Notice that the phi1
matrix is now calculated using \(\mathbfΦ_1 = \mathbfΛ_2 \mathbfΦ_2 \mathbfΛ_2’+ \mathbfΘ_2\), because in the second-order factor model the variances and covariances of the first-order common factors are modelled as a function of second-order parameters.
17.1 Standardized parameter estimates for the higher-order part of the model
In addition to obtaining standardized estimates for (first-order) factor loadings and residual variances (as described in Chapter 13), we can also obtain standardized estimates for the second-order factor loadings, residual variances, and second-order common factor variances and covariances using matrix algebra.
Standardization of the second-order coefficients involves calculating the parameter estimates that would be obtained if the standard deviations of all first- and second-order factors were equal to 1.
Script 17.3 has commands that can be added to Script 17.2 to calculate the standardized parameters of the second order part of the model.
Script 17.3
## calculate standard deviations first- and second-order common factors
SDphi1 <- diag(sqrt(diag(phi1)))
SDphi2 <- diag(sqrt(diag(phi2)), nrow = 1, ncol = 1)
## calculate standardized parameters
lambda2star <- solve(SDphi1) %*% lambda2 %*% SDphi2
phi2star <- solve(SDphi2) %*% phi2 %*% solve(SDphi2)
theta2star <- solve(SDphi1) %*% theta2 %*% solve(SDphi1)
struc2 <- lambda2star %*% phi2star
## give labels to matrices
dimnames(lambda2star) <- list(factor1names, factor2names)
dimnames(phi2star) <- list(factor2names, factor2names)
dimnames(theta2star) <- list(factor1names, factor1names)
dimnames(struc2) <- list(factor1names, factor2names)
The operations that are used to calculate the standardized parameters of the second-order part of the hierarchical factor model are identical to standardization of the first-order part of a factor model. The difference is that we now extract the parameter estimates of the second-order part of the model, and we use the standard deviations of the first-order common factors (instead of the observed indicators) and the standard deviations of the second-order common factors (instead of the first-order common factors).
Notice that we used the nrow and ncol
arguments to the outer diag()
function when creating SDphi2. Recall that the inner call to diag()
is used to extract the diagonal of phi2
. The outer call to diag()
is used to create a matrix. There are actually two ways that diag()

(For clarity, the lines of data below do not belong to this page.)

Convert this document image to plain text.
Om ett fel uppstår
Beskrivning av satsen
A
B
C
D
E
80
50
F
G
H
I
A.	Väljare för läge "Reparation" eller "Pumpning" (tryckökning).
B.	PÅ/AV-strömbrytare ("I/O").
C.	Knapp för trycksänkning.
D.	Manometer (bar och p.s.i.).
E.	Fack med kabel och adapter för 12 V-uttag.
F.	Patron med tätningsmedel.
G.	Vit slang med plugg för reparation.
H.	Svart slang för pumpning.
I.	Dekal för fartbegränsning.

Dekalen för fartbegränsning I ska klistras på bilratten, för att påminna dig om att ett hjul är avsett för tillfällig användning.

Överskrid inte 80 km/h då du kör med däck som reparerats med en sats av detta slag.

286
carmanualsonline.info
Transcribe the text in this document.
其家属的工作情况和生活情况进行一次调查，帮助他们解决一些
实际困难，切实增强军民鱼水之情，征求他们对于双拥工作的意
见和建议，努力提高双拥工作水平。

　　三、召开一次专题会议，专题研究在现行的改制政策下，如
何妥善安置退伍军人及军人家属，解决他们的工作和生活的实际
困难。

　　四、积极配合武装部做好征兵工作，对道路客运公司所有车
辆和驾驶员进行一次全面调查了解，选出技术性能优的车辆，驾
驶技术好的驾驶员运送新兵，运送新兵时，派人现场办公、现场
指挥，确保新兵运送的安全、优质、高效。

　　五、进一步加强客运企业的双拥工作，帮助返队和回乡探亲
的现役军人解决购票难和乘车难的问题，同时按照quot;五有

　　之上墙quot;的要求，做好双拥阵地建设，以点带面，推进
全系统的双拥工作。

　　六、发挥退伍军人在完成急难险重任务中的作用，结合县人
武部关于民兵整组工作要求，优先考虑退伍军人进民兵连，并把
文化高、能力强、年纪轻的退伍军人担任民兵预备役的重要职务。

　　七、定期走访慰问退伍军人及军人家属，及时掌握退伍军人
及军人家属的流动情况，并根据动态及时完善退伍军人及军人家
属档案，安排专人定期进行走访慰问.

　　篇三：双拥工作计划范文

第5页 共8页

will accept your instructions:
-If you give it a vector of numbers, it will place those numbers on the diagonal. So the dimensions of the resulting matrix will be determined by how many numbers are in the vector. For example, sqrt(diag(phi1))
contains three standard deviations, so diag(sqrt(diag(phi1)))
creates a \(3 × 3\) diagonal matrix.
-If you give it a single number, it will drop any decimal values and give you an identity matrix (ones on the diagonal) with that many rows and columns. For example, sqrt(diag(phi2))
contains only one standard deviation (\(SD = 3.196\)), so diag(sqrt(diag(phi2)))
would create a \(3 × 3\) identity matrix. To correctly return a \(1 × 1\) matrix with 3.196 on the “diagonal,” we need to explicitly tell diag()
that we want 1 row and 1 column.